Sugar beet

European farmers remove sugar beet from crop rotation

Sugar prices in Europe have risen by 61% compared to last year. The reason for this was the suspension of exemptions for neonicotinoid-treated seeds by the EU Court of Justice.

Beet farmers could be driven out of business if the EU goes ahead with its plans to reduce pesticide use, as yield losses could wipe out farmers’ profit margins, reports Food Ingredients First.

Max Schulman, Vice-Chair of the Seeds Working Group at Copa-Cogeca, commented: “If there are no effective alternatives to crop protection, supply chains will collapse, ultimately leading to the disappearance of local European produce. We are already seeing the consequences: 10% of French farmers have decided to stop growing beet this year, mainly due to the lack of neonicotinoids.”

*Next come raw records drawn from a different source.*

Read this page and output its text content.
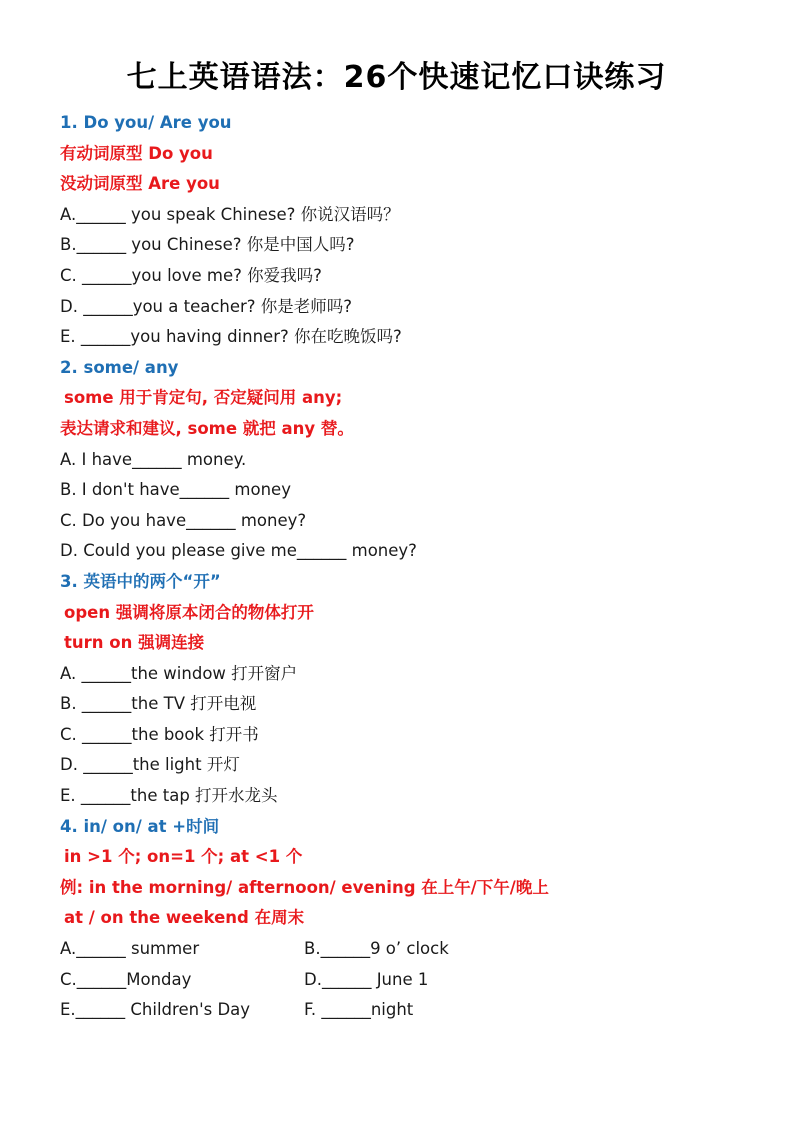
七上英语语法：26个快速记忆口诀练习
1. Do you/ Are you
有动词原型 Do you
没动词原型 Are you
A.______ you speak Chinese? 你说汉语吗？
B.______ you Chinese? 你是中国人吗?
C. ______you love me? 你爱我吗?
D. ______you a teacher? 你是老师吗?
E. ______you having dinner? 你在吃晚饭吗?
2. some/ any
some 用于肯定句, 否定疑问用 any;
表达请求和建议, some 就把 any 替。
A. I have______ money.
B. I don't have______ money
C. Do you have______ money?
D. Could you please give me______ money?
3. 英语中的两个“开”
open 强调将原本闭合的物体打开
turn on 强调连接
A. ______the window 打开窗户
B. ______the TV 打开电视
C. ______the book 打开书
D. ______the light 开灯
E. ______the tap 打开水龙头
4. in/ on/ at +时间
in >1 个; on=1 个; at <1 个
例: in the morning/ afternoon/ evening 在上午/下午/晚上
at / on the weekend 在周末
A.______ summer	B.______9 o’ clock
C.______Monday	D.______ June 1
E.______ Children's Day	F. ______night
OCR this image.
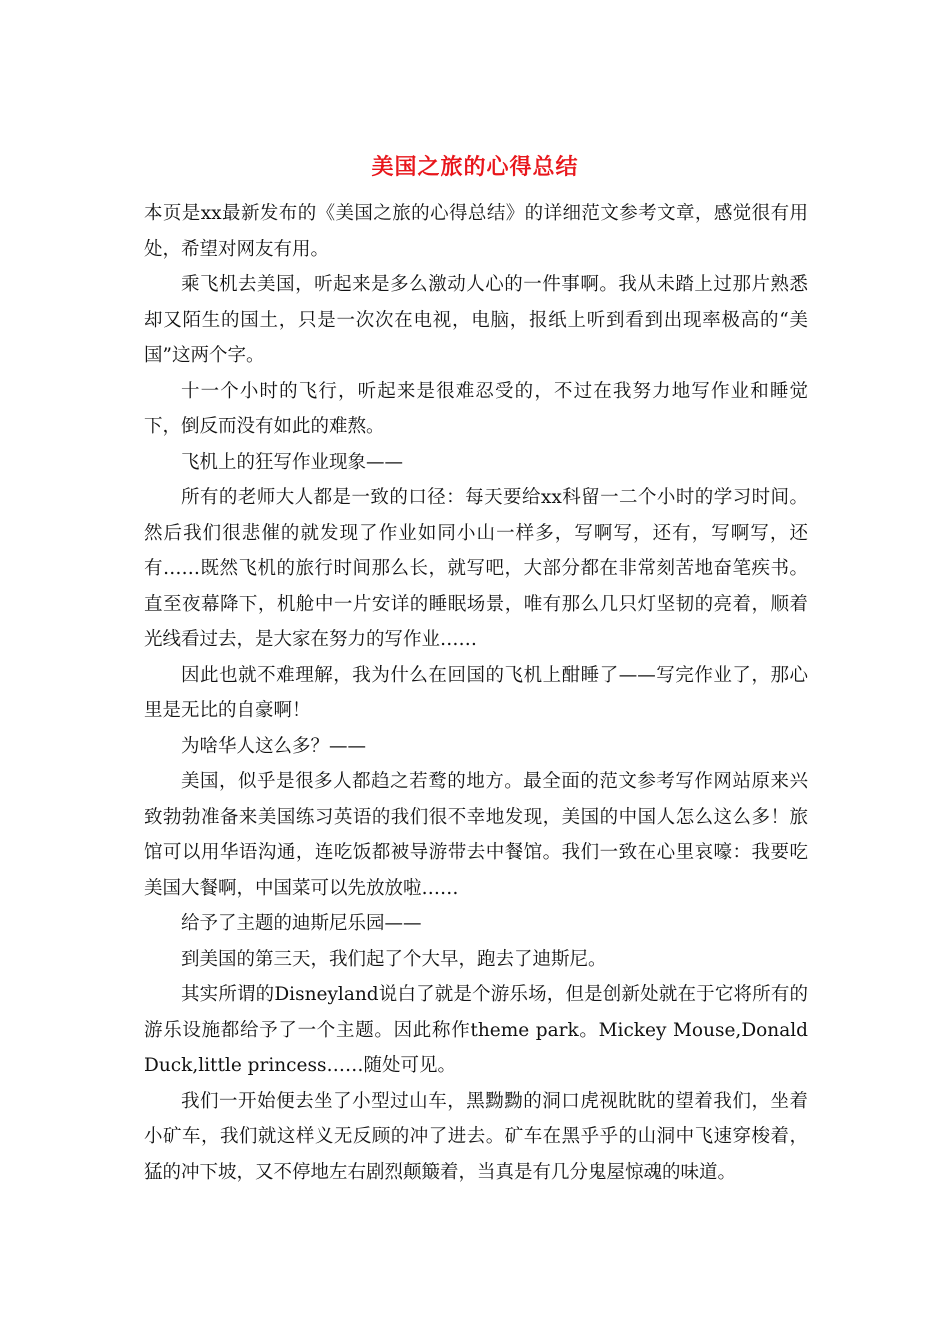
美国之旅的心得总结

本页是xx最新发布的《美国之旅的心得总结》的详细范文参考文章，感觉很有用处，希望对网友有用。

乘飞机去美国，听起来是多么激动人心的一件事啊。我从未踏上过那片熟悉却又陌生的国土，只是一次次在电视，电脑，报纸上听到看到出现率极高的“美国”这两个字。

十一个小时的飞行，听起来是很难忍受的，不过在我努力地写作业和睡觉下，倒反而没有如此的难熬。

飞机上的狂写作业现象——

所有的老师大人都是一致的口径：每天要给xx科留一二个小时的学习时间。然后我们很悲催的就发现了作业如同小山一样多，写啊写，还有，写啊写，还有……既然飞机的旅行时间那么长，就写吧，大部分都在非常刻苦地奋笔疾书。直至夜幕降下，机舱中一片安详的睡眠场景，唯有那么几只灯坚韧的亮着，顺着光线看过去，是大家在努力的写作业……

因此也就不难理解，我为什么在回国的飞机上酣睡了——写完作业了，那心里是无比的自豪啊！

为啥华人这么多？——

美国，似乎是很多人都趋之若鹜的地方。最全面的范文参考写作网站原来兴致勃勃准备来美国练习英语的我们很不幸地发现，美国的中国人怎么这么多！旅馆可以用华语沟通，连吃饭都被导游带去中餐馆。我们一致在心里哀嚎：我要吃美国大餐啊，中国菜可以先放放啦……

给予了主题的迪斯尼乐园——

到美国的第三天，我们起了个大早，跑去了迪斯尼。

其实所谓的Disneyland说白了就是个游乐场，但是创新处就在于它将所有的游乐设施都给予了一个主题。因此称作theme park。Mickey Mouse,Donald Duck,little princess……随处可见。

我们一开始便去坐了小型过山车，黑黝黝的洞口虎视眈眈的望着我们，坐着小矿车，我们就这样义无反顾的冲了进去。矿车在黑乎乎的山洞中飞速穿梭着，猛的冲下坡，又不停地左右剧烈颠簸着，当真是有几分鬼屋惊魂的味道。
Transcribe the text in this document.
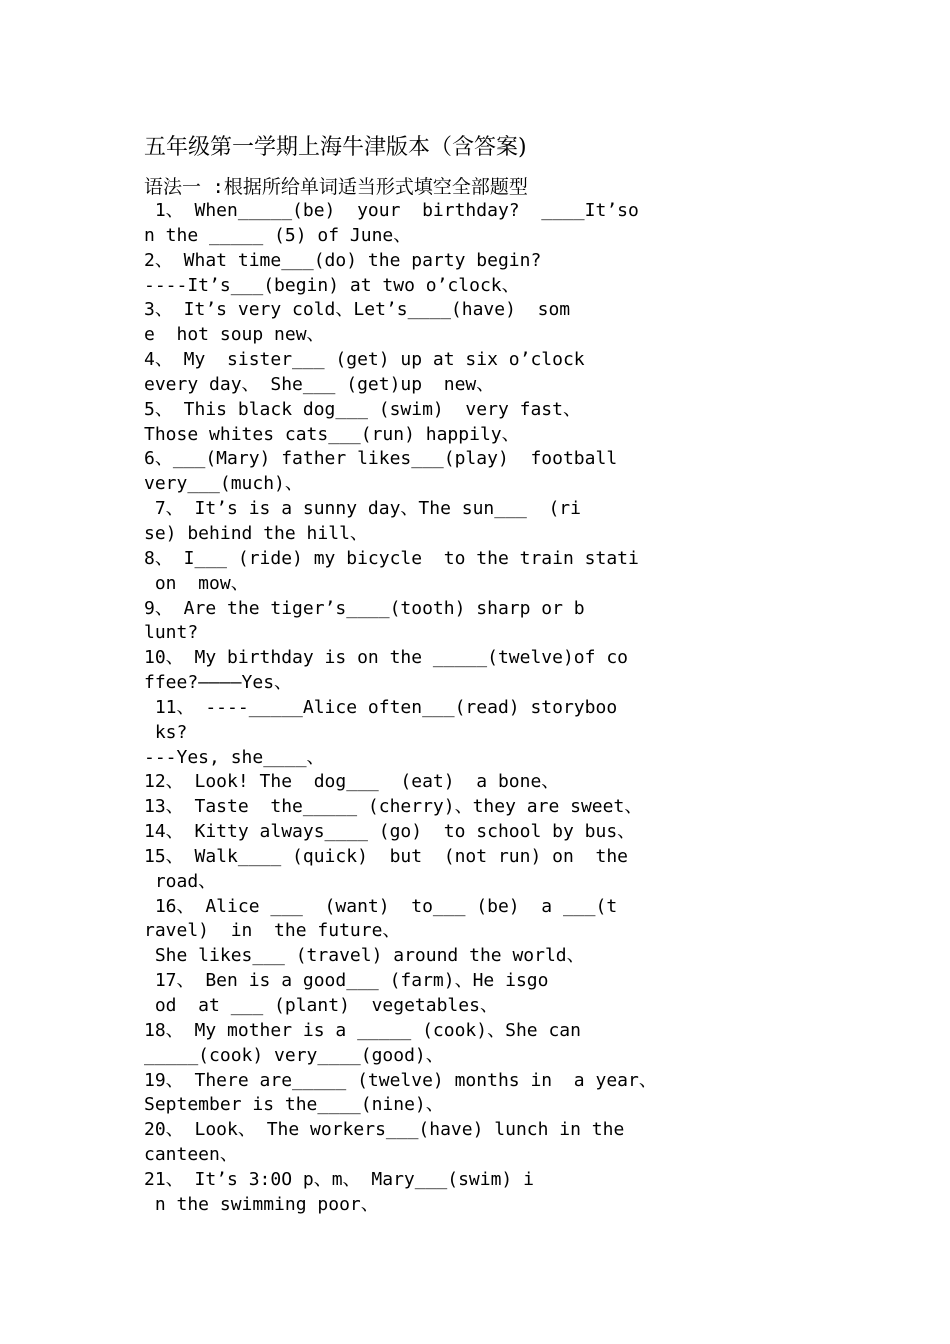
五年级第一学期上海牛津版本（含答案)
语法一 :根据所给单词适当形式填空全部题型
1、 When_____(be)  your  birthday?  ____It’so
n the _____ (5) of June、
2、 What time___(do) the party begin?
----It’s___(begin) at two o’clock、
3、 It’s very cold、Let’s____(have)  som
e  hot soup new、
4、 My  sister___ (get) up at six o’clock
every day、 She___ (get)up  new、
5、 This black dog___ (swim)  very fast、
Those whites cats___(run) happily、
6、___(Mary) father likes___(play)  football
very___(much)、
7、 It’s is a sunny day、The sun___  (ri
se) behind the hill、
8、 I___ (ride) my bicycle  to the train stati
on  mow、
9、 Are the tiger’s____(tooth) sharp or b
lunt?
10、 My birthday is on the _____(twelve)of co
ffee?————Yes、
11、 ----_____Alice often___(read) storyboo
ks?
---Yes, she____、
12、 Look! The  dog___  (eat)  a bone、
13、 Taste  the_____ (cherry)、they are sweet、
14、 Kitty always____ (go)  to school by bus、
15、 Walk____ (quick)  but  (not run) on  the
road、
16、 Alice ___  (want)  to___ (be)  a ___(t
ravel)  in  the future、
She likes___ (travel) around the world、
17、 Ben is a good___ (farm)、He isgo
od  at ___ (plant)  vegetables、
18、 My mother is a _____ (cook)、She can
_____(cook) very____(good)、
19、 There are_____ (twelve) months in  a year、
September is the____(nine)、
20、 Look、 The workers___(have) lunch in the
canteen、
21、 It’s 3:0O p、m、 Mary___(swim) i
n the swimming poor、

Markus Scheberl, President of the Austrian Sugar Beet Growers Association, adds that it will be impossible to grow the crop in many parts of Europe if the active substances continue to disappear. In his opinion, the European Commission must opt for an agricultural policy that supports the sustainable production of domestic food.

Urgent political measures

The Confederation of European Sugar Consumers (Cius) predicts that sugar supply will reach its lowest point in September, leading to factory closures and job losses.

Cius is calling on the EU to suspend tariffs on white sugar imports immediately. “Our sugar products with high added value are losing out on exports as they cannot compete with suppliers on the global market,” the association emphasizes.

The forecast of ending stocks for the current 2022/2023 agricultural year shows that 552 tons of sugar will be available to consumers, which corresponds to less than two weeks of the EU population’s sugar consumption.

The global battle for sugar

As the EU suffers from a decline in sugar production, it is becoming increasingly dependent on sugar imports, which are becoming more and more expensive due to drought-related crop failures.

The Food and Agriculture Organization of the United Nations (FAO) reported in April that sugar prices are at their highest level since October 2016. This is mainly due to the worsening production outlook in India, Thailand and China – three of the world’s five largest sugar producers.

India could introduce a new cap on sugar exports, as it did last year, as the country’s largest producing region has lowered its production forecast to 10.5 million tons and cut forecasts by more than 2 million tons in the last four months.

In January, the UK government granted approval for the use of neonicotinoids on sugar beet. However, this has not prevented sugar prices in the country from skyrocketing, as last June the National Farmers’ Union and British sugar producers agreed on a contract for the 2023/2024 marketing year that provides for a price increase of 48% compared to the previous year.

At the same time, it is hoped that the Brazilian sugar cane harvest, which is gradually arriving on the world markets, will lead to some price reductions.

The Food and Agriculture Organization of the United Nations (FAO) comments: “Lower global crude oil prices, which have contributed to greater use of sugar cane for sugar production in Brazil, together with the weakening of the Brazilian real against the US dollar, have helped to limit the monthly increase in world sugar prices.

However, Brazil’s Energy Minister Alexandre Silveira stated that the country is studying the possibility of increasing the mandatory ethanol content in gasoline from the current 27% to 30%, which would reduce the amount of sugar available for export.

If crude oil prices rise, food producers may be tempted to convert their crops into fuel, which would further exacerbate the current food crisis.